This is a repeat of Exercise 1, but with a few changes.
It's bit unusual compared to the other homework you've done, because here you'll be merging the pull requests, instead of showing the unmerged pull requests to a mentor.
Start by making a new fork of https://github.com/HackYourFuture-CPH/module-Git-2-exercises into your own account, giving it a new name (for example, hyf-git-2-homework
).
Then, clone that fork (from your account) to your laptop.
Open tiny-web-page/index.html
in your browser, to see how the web page looks at the moment.
For each of the 10 changes separately:
- Start on
main
. - Create a new branch to represent this specific change.
- Make the edits required (inside the
tiny-web-page
directory) and commit. - Push your branch (to your fork).

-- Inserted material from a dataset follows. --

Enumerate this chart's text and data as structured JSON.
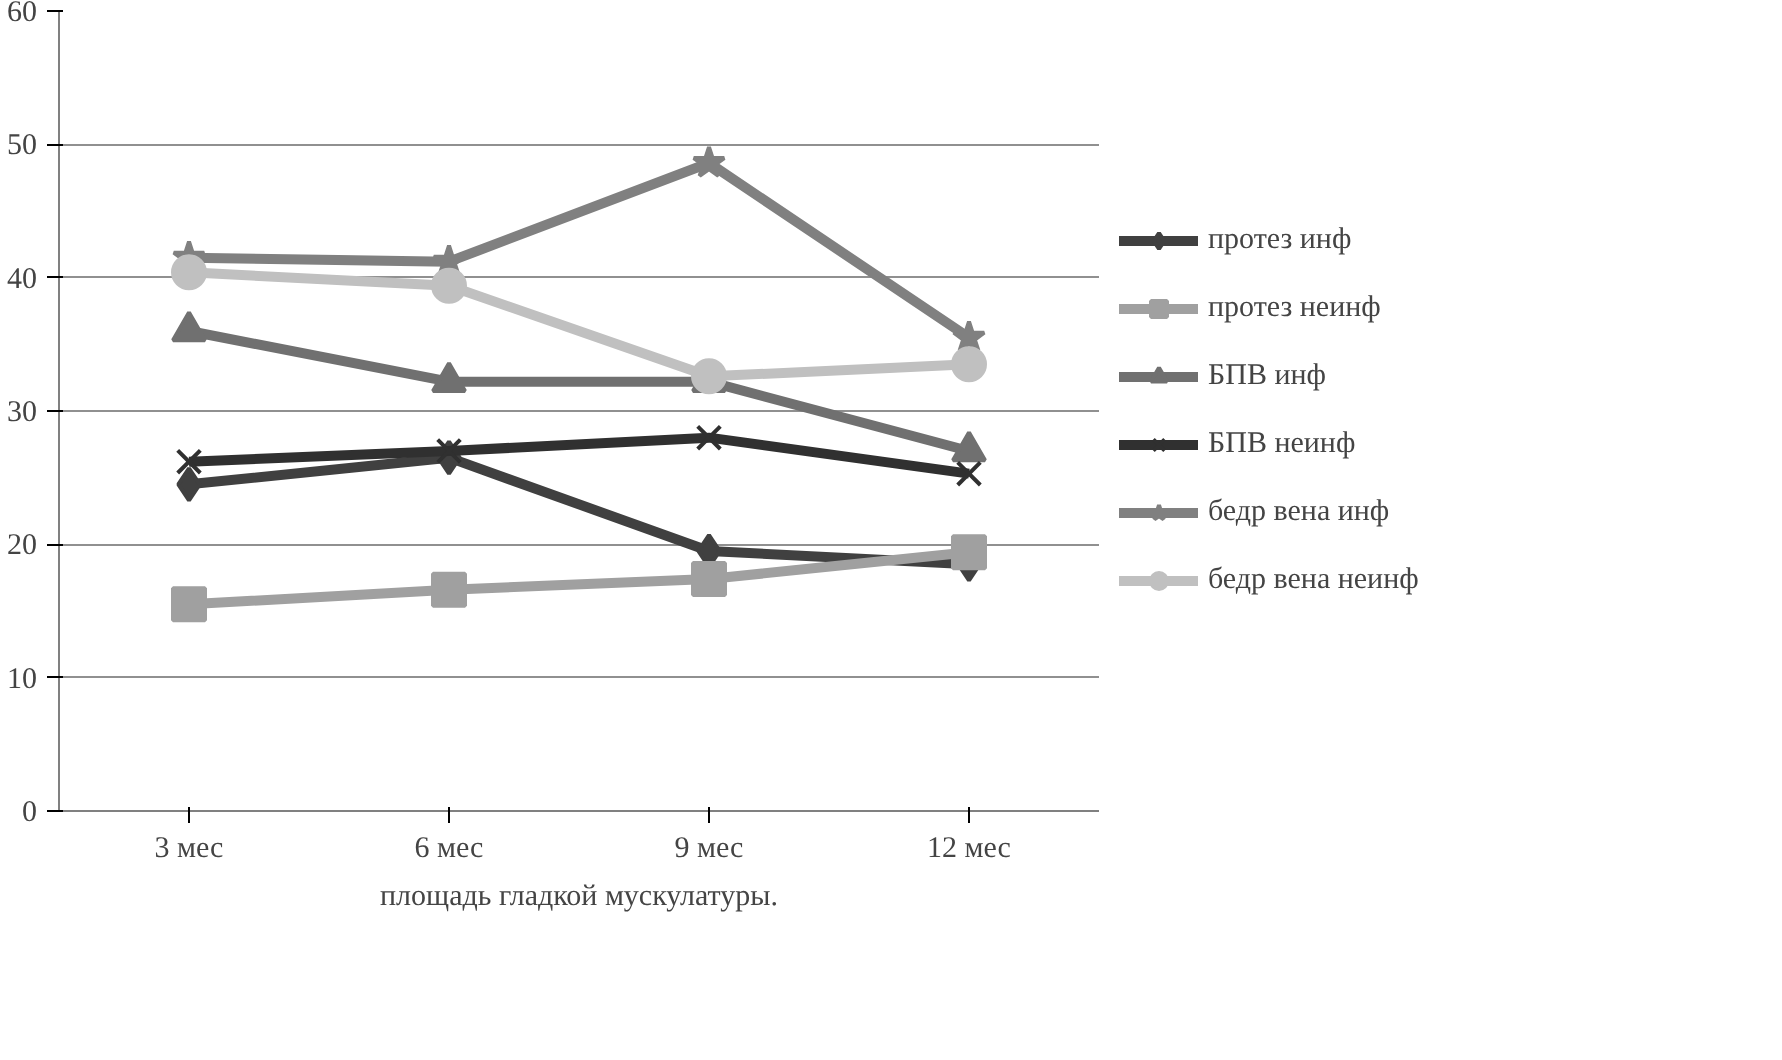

- Make a pull request from your new branch, making sure that
the "base" is set to
main
of your fork. (The "base" of a pull request means "where you would like it to be merged into").
Prepare the pull requests, but don't merge them yet.
Go through the 10 pull requests in order. For each one, if it's mergeable, then just merge it.
But, if it's not mergeable (i.e. if the pull request says "This branch has conflicts that must be resolved"):
- Resolve the merge conflict. You can do this from the GitHub web page, or from the command line, or probably from your IDE (e.g. Visual Studio Code). The pull request web page shows help on how to do this.
- Add a comment to the pull request explaining:
- Why the conflict happened (i.e. which things conflicted?)
- How you chose how to resolve the conflict. (i.e. why did you choose to keep "A", or keep "B", or combine the two?)
- Once the conflict is resolved, merge the pull request.
At the end of the homework, you should have 10 closed pull requests in your fork. Instead of submitting a pull request into the team channel for review, just submit a link to your forked repository.
This one is somewhat inevitably messy :-/
What we can look for:
- Do each of the 10 branches (pre merge) look OK?
- Do each of the conflict resolutions look OK? (Especially, no committed
<<<<<<>>>>>>
) - Do the PRs have helpful titles / branch names?
- Do the PR comments (explaining the resolved conflicts) seem right?
- Does the final web page (on
main
) look OK, and like it contains all / as-many-as-possible of the 10 changes?